The filter 14 is formed of a Surface Acoustic Wave (SAW) filter having a band pass filtering function, and filters an undesired frequency component from an output of the first amplifier 12.
The operation of the conventional linear gain control amplifier will be explained with reference to the accompanying drawings. When a gain control signal AGCin is inputted from an external loop control output (not shown), the compensation circuit 10 compensates the gain control signal AGCin and outputs a compensation signal having an exponential function characteristic to the first and second amplifiers 12 and 16, respectively.
In the compensation circuit, as shown in FIG. 2, if the gain control signal AGCin is larger than a reference voltage Vref at the non-inverting terminal of the operational amplifier OP (AGCin&gt;Vref), a first slope of the compensation signal nearly becomes (R3.parallel.R2)/R1. If the gain control signal AGCin is smaller than the reference voltage Vref(AGCin&lt;Vref), a second slope of the compensation signal nearly becomes R3.parallel.R1. Here, the second slope of the compensation signal is greater than the first slope. As a result, the compensation signal having the first and second slopes is outputted by the operational amplifier OP, which operates as an adder, thereby exponentially approximating the compensation signal to the exponential function.
Therefore, the first and second amplifiers 12 and 16 amplify the input signal RFin at the gain level determined by the compensation signal and the linear gain amplifier outputs an output signal Rfout. Thus, the gains of the first and second amplifiers 12 and 16 have a linearity based on the compensation signal having the exponential function characteristic. The filter 14, namely, the SAW filter having a band pass characteristic, filters the output of the first amplifier 12 and removes an undesired frequency component. However, since the insertion of the SAW filter causes an insertion loss (by about 20dB), the output of the first amplifier 12 and the input of the filter 14 are impedance-matched to minimize the insertion loss.

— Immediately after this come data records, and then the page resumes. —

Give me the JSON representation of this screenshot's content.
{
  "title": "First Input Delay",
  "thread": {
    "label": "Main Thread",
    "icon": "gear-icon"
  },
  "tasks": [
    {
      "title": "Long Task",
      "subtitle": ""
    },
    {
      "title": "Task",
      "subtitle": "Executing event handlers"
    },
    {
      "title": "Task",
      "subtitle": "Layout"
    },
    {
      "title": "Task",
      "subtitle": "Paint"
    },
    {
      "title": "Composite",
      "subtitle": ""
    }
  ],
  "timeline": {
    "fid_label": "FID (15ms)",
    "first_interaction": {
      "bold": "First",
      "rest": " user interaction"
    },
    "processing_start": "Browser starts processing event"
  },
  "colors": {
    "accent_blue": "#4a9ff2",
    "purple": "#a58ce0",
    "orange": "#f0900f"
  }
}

As described above, the conventional linear gain control amplifier uses the first and second amplifiers 12 and 16 to obtain a wide variable gain range. The conventional linear gain control amplifier also uses the compensation circuit 10 to compensate the gain control signal AGCin exponentially. Thus, the gain characteristic of the first and second amplifiers 12 and 16 has a linearity with respect to the control voltage.
However, the conventional linear gain control amplifier has the following disadvantages. First, since the conventional compensation circuit uses two power supply voltages +VCC and -VCC, the construction of the system becomes complicated.
Second, a diode may be implemented in a bipolar fabrication process, but a diode may not be easily implemented in a standard CMOS fabrication process. An additional process must be used to implement the diode in the standard CMOS process. Thus, since the compensation circuit has the diodes, the compensation circuit may not be easily implemented by the standard CMOS process.
Third, the SAW filter may not be integrated into an integrated circuit IC, and the compensation circuit also may not be implemented as one integrated circuit IC.